Asthma is characterized by excessive bronchoconstriction and a heightened sensitivity to inhaled irritants. Airway nerves control these responses. Recently, we found that eosinophils, which are a defining feature of airway inflammation in a majority of asthmatics, increased sensory nerve density in humans with asthma and in mice. Increased innervation produced exaggerated neuronally-mediated reflex bronchoconstriction. These data show that eosinophil-induced nerve remodeling has a key role in the development of excessive bronchoconstriction in asthma. The central hypothesis of this proposal is that eosinophils increase airway nerve density in asthma by releasing granule proteins that induce neurotrophins, which in turn promote nerve growth and potentiate nerve-mediated reflex bronchoconstriction. We will test this hypothesis in three aims that will 1) determine the role of eosinophil granule proteins EPX and MBP in sensory and parasympathetic nerve remodeling, neurotrophin expression and nerve-mediated reflex bronchoconstriction 2) test which neurotrophins mediate eosinophil-induced nerve remodeling and reflex bronchoconstriction and 3) determine whether airway hyperinnervation is reversed in humans with asthma by measuring airway nerves in bronchoscopic airway biopsies before and after initiation of the anti-IL5 antibody mepolizumab. Effects of eosinophil depletion will also be tested in mice with established hyperinnervation. The ultimate goals of this study are to discover new asthma mechanisms and to identify drug targets that will prevent and/or reverse effects of nerve dysfunction in asthma.

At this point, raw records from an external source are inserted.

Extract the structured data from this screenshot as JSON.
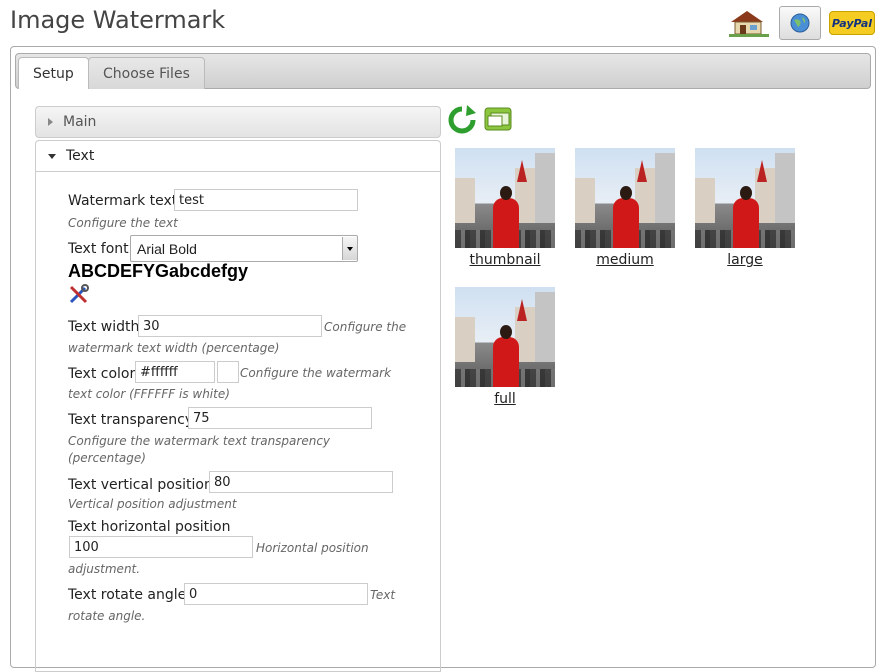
{
  "app_title": "Image Watermark",
  "header_icons": {
    "home_icon": "house-icon",
    "globe_icon": "globe-icon",
    "paypal_label": "PayPal"
  },
  "tabs": [
    {
      "label": "Setup",
      "active": true
    },
    {
      "label": "Choose Files",
      "active": false
    }
  ],
  "accordion": {
    "main_label": "Main",
    "text_label": "Text"
  },
  "form": {
    "watermark_text_label": "Watermark text",
    "watermark_text_value": "test",
    "watermark_text_hint": "Configure the text",
    "text_font_label": "Text font",
    "text_font_value": "Arial Bold",
    "font_preview": "ABCDEFYGabcdefgy",
    "text_width_label": "Text width",
    "text_width_value": "30",
    "text_width_hint_1": "Configure the",
    "text_width_hint_2": "watermark text width (percentage)",
    "text_color_label": "Text color",
    "text_color_value": "#ffffff",
    "text_color_hint_1": "Configure the watermark",
    "text_color_hint_2": "text color (FFFFFF is white)",
    "text_transparency_label": "Text transparency",
    "text_transparency_value": "75",
    "text_transparency_hint_1": "Configure the watermark text transparency",
    "text_transparency_hint_2": "(percentage)",
    "vertical_position_label": "Text vertical position",
    "vertical_position_value": "80",
    "vertical_position_hint": "Vertical position adjustment",
    "horizontal_position_label": "Text horizontal position",
    "horizontal_position_value": "100",
    "horizontal_position_hint_1": "Horizontal position",
    "horizontal_position_hint_2": "adjustment.",
    "rotate_angle_label": "Text rotate angle",
    "rotate_angle_value": "0",
    "rotate_angle_hint_1": "Text",
    "rotate_angle_hint_2": "rotate angle."
  },
  "toolbar_icons": [
    "refresh-icon",
    "preview-icon"
  ],
  "previews": [
    {
      "label": "thumbnail"
    },
    {
      "label": "medium"
    },
    {
      "label": "large"
    },
    {
      "label": "full"
    }
  ],
  "colors": {
    "accent_green": "#2e9e2e",
    "link_text": "#222222"
  }
}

哮喘的特征是支气管过度收缩和对吸入刺激物高度敏感。 气道神经控制这些反应。最近，我们发现嗜酸性粒细胞是 大多数哮喘患者的气道炎症，哮喘患者的感觉神经密度增加以及 老鼠。神经支配的增加产生了神经元介导的反射性支气管收缩。这些 数据表明，嗜酸性粒细胞诱导的神经重塑在过度应激的发生中起关键作用。 哮喘中的支气管收缩。该提议的中心假设是嗜酸性粒细胞增加 通过释放诱导神经营养素的颗粒蛋白来增加哮喘中的气道神经密度，从而反过来 促进神经生长并增强神经介导的反射性支气管收缩。我们将测试这个 三个目标的假设将 1）确定嗜酸性粒细胞颗粒蛋白 EPX 和 MBP 在感觉中的作用 和副交感神经重塑、神经营养素表达和神经介导的反射 支气管收缩 2) 测试神经营养素介导嗜酸性粒细胞诱导的神经重塑和反射 支气管收缩和 3) 确定哮喘患者的气道过度神经支配是否被逆转 在抗 IL5 抗体开始之前和之后通过支气管镜气道活检测量气道神经 美泊利单抗。嗜酸性粒细胞耗竭的影响也将在神经支配过度的小鼠中进行测试。这 这项研究的最终目标是发现新的哮喘机制并确定药物靶点 预防和/或逆转哮喘中神经功能障碍的影响。